Under the resolution passed by the board, the village will pay Christopher B. Burke Engineering Ltd. $79,000 for professional engineering services for floodplain/floodway hydraulic modeling, wetland investigation, preliminary soils investigation and buildable area analysis.
The study timeline is approximately 120 days.
"We've had ongoing discussions with the developer," Village Manager Dane Bragg said before the meeting. "Obviously there is no project at this point. So we won't know whether we have a project, whether it be with CRM Properties or anyone else until we know what we can develop on the site."

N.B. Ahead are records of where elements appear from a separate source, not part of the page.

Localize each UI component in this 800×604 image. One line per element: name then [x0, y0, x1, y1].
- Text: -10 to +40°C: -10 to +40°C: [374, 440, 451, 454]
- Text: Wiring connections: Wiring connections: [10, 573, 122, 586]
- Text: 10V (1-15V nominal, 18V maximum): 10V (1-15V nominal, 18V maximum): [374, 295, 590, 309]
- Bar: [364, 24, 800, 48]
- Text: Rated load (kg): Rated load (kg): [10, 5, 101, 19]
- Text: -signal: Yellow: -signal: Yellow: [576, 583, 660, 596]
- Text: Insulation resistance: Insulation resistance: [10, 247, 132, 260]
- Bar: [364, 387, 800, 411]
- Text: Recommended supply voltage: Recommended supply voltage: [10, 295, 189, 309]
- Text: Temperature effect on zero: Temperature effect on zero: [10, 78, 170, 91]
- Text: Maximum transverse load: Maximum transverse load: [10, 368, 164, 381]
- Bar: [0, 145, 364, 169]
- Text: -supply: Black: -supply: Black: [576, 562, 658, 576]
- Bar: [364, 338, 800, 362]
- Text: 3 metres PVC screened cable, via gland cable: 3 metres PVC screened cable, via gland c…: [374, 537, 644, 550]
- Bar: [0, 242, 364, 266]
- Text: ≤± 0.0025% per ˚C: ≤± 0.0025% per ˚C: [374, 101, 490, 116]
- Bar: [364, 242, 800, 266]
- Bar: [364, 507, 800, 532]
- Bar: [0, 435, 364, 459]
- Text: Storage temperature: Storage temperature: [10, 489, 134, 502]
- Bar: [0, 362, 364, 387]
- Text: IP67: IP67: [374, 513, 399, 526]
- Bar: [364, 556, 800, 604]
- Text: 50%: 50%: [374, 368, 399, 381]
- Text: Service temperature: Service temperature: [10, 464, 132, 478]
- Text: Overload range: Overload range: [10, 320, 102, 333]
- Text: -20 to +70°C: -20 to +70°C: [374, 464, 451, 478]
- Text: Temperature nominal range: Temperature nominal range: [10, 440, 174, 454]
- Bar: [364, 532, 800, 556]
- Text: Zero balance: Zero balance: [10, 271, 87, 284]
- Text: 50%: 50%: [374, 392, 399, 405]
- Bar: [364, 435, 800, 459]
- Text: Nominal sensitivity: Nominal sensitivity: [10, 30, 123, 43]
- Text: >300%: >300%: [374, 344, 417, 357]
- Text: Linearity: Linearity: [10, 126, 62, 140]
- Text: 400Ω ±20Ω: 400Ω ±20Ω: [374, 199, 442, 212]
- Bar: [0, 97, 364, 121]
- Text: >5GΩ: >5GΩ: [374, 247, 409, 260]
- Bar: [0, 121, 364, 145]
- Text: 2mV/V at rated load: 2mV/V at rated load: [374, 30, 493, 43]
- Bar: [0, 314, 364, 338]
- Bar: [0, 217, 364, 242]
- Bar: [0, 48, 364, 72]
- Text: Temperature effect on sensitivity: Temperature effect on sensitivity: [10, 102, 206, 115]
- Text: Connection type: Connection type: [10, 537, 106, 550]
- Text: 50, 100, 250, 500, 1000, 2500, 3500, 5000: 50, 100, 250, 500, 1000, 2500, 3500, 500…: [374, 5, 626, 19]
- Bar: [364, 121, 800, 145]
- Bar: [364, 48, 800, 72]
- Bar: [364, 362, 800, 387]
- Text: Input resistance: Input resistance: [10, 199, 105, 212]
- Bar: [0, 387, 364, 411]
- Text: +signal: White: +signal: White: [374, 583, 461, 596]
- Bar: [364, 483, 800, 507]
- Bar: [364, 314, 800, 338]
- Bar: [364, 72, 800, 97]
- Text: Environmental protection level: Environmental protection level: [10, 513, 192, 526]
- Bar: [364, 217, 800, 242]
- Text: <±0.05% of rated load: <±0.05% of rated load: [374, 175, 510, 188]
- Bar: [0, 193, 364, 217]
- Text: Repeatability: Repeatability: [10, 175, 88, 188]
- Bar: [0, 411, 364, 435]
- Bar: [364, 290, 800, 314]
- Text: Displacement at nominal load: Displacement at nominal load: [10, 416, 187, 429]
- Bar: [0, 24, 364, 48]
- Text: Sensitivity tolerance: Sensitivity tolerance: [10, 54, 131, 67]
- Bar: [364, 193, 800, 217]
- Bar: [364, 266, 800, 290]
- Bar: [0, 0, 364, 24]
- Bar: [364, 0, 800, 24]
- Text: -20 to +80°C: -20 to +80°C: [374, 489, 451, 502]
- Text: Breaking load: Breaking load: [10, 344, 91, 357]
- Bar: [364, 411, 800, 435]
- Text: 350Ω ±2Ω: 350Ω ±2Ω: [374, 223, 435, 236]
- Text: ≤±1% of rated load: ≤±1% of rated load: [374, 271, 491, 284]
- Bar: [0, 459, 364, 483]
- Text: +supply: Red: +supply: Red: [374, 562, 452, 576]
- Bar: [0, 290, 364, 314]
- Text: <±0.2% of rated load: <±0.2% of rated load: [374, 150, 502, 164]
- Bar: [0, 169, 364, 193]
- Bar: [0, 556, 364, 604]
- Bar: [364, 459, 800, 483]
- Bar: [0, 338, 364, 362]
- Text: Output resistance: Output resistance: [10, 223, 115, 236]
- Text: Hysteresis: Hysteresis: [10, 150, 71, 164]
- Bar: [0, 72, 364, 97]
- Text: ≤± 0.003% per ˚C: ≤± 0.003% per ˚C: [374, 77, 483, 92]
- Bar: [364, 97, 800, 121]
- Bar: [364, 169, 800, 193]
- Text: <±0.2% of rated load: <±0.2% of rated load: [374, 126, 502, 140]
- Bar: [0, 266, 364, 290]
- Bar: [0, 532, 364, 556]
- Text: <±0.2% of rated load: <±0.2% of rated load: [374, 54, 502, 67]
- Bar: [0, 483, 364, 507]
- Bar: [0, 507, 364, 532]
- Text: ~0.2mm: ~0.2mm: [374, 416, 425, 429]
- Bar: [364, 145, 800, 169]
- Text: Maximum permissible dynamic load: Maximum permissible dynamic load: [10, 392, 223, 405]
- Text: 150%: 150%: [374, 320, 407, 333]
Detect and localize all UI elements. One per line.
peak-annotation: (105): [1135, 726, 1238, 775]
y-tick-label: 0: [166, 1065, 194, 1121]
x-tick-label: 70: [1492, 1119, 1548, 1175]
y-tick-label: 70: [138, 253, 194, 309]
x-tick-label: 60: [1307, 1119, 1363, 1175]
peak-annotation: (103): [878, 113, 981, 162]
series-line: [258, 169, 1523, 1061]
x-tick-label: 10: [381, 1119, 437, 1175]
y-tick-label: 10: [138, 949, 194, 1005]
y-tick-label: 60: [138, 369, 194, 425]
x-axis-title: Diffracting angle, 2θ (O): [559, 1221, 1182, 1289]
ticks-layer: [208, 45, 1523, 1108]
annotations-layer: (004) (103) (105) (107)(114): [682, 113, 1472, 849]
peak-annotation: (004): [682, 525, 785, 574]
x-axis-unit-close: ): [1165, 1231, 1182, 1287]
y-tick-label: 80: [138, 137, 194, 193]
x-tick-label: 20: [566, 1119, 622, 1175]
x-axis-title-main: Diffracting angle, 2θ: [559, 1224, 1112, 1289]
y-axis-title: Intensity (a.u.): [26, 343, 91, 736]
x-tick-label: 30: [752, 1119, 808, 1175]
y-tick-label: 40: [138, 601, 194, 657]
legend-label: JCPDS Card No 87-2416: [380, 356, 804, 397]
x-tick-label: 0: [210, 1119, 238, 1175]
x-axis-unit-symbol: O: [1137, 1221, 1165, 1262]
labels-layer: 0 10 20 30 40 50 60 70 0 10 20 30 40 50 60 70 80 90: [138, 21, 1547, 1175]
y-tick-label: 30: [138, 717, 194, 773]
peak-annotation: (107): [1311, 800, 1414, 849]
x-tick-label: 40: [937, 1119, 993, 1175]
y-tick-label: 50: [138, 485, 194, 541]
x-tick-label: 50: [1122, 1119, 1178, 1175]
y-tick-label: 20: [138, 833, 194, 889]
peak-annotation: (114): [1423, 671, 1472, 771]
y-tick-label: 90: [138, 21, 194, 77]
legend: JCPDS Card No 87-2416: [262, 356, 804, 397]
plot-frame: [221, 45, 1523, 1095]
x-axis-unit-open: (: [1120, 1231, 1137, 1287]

The only board member to vote against the agreement was Trustee Beverly Sussman, who said, "I'm not willing to spend $79,000 of the village's money to fund these professional engineering services."
She mentioned that the village budget is tight and added that CRM should be paying for those services.
But Village President Jeffrey Braiman was concerned that by making developer Chuck Malk of CRM pay for the study, the village would be under obligation to him and his proposal.
Trustee Jeffrey Berman said he would like to see the costs ultimately picked up by a developer but added, "If we partner up with Mr. Malk, and he pays for the study, number one, the very same people who are out there, saying, 'Don't pay for the study' will be up there saying, 'Ah ha. You're in bed with Mr. Malk. It's a done deal. You're in cahoots. Therefore, everything is preordained.'"
But "by paying for the study ourselves, we keep his fingerprints off the study and we have a better chance of ensuring objectivity."
Members from the public who oppose the project spoke. Resident Leon Gopon raised concerns about soil borings being conducted on the golf course because of the possible existence of hazardous chemicals.
He also questioned the transparency of the process, noting that he had asked if anything was happening with the project in August and was told he would be informed if there was something to know.
"Having conversations with an engineering firm to set up a study on the golf course was something I would have liked to have known," he said.
Resident Bill Neilson, noting past failures with economic development such as the Rohrman property and the "ghost Town Center," said Buffalo Grove is not the place for such a development.
"This isn't Randhurst. This isn't Woodfield," he said. "This is Buffalo Grove, and it has always been a bedroom community."